41. An article comprising a machine readable medium that stores data representing an integrated circuit comprising a bridge to coupling a first interconnect and a second interconnect, said bridge including: at least one first-interconnect interface to couple said bridge with said first interconnect; a second-interconnect interface to couple said bridge with said second interconnect; and scheduling and ordering logic to schedule transactions from at least one of said first interconnect and said second interconnect, said scheduling and ordering logic including an ordering mechanism to enforce global ordering among said transactions; wherein said first interconnect connects at least one processing unit with a shared cache, said shared cache being accessible by said at least one processing unit.

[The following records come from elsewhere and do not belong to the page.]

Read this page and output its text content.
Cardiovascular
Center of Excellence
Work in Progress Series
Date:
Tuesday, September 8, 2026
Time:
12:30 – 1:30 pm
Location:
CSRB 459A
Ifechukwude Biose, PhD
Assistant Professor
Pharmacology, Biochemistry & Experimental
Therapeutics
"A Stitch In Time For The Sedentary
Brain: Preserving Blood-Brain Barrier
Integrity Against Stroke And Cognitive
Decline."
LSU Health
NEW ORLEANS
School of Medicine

42. The article of claim 41, wherein said ordering mechanism comprises: a first queue to record inbound transactions, said inbound transactions being sent from said second interconnect to said first interconnect; a second queue to record outbound transactions, said outbound transactions being sent from said first interconnect to said second interconnect; and a third queue to record transactions from said first queue and said second queue along with age information of each transaction, said third queue including an age order matrix and a column of valid bits.

43. The article of claim 42, wherein said ordering mechanism further comprises: a first selector to select the oldest transaction in said first queue; a second selector to select the oldest transaction in said second queue; a third selector to select the oldest transaction in said third queue; and a controller to decide which transaction among transactions selected by at least one of said first selector, said second selector, and said third selector is delivered to a processing unit coupled to said first interconnect for processing.

44. The article of claim 41, wherein said controller enforces strict ordering among said inbound transactions and strict ordering among said outbound transactions.

Description:

BACKGROUND

1. Field

This disclosure relates generally to processors and, more specifically, to enforcing global ordering of transaction executions in a computing system.

2. Description

It is common that a multiple processor computing system has two types of independent interconnects (e.g., buses), for example, one may be used to connect internal multiple cores with their shared cache (“internal interconnect”) within a processor and the other may be used to connect multiple processors (“system interconnect”). When such two types of interconnects exist, it is necessary to ensure that a program order is preserved across these two types of interconnects.

Executing a computer program generally results in issuing a series of transactions. The program executes in an order (“program order”) and expects the transactions that it issues to affect the system in the program order. In practice, a computer system may choose to cache memory and re-order certain transactions to achieve efficient operations. In doing so, the computer system needs to insure that the executing program “sees” the transactions being handled in the program order. In other words, the transactions must have the same effect visible from the program after caching and re-ordering as they would have had without caching or re-ordering.

If there is only one interconnect, a program order can be guaranteed by mechanisms inherited in the interconnect unit. When there are two or more interconnects (e.g., a processor internal bus and a system bus), however, a bridge (e.g., a bus bridge or a caching bridge) may be needed to couple these interconnects. In such cases, a processor's interconnect unit may no longer have sufficient system visibility to insure a program order on its own because it does not have control over the transaction execution order over a system interconnect. Thus, it is desirable for the bridge to have the ability of enforcing global ordering under which each program order may be maintained across multiple interconnects in a multiple processor system.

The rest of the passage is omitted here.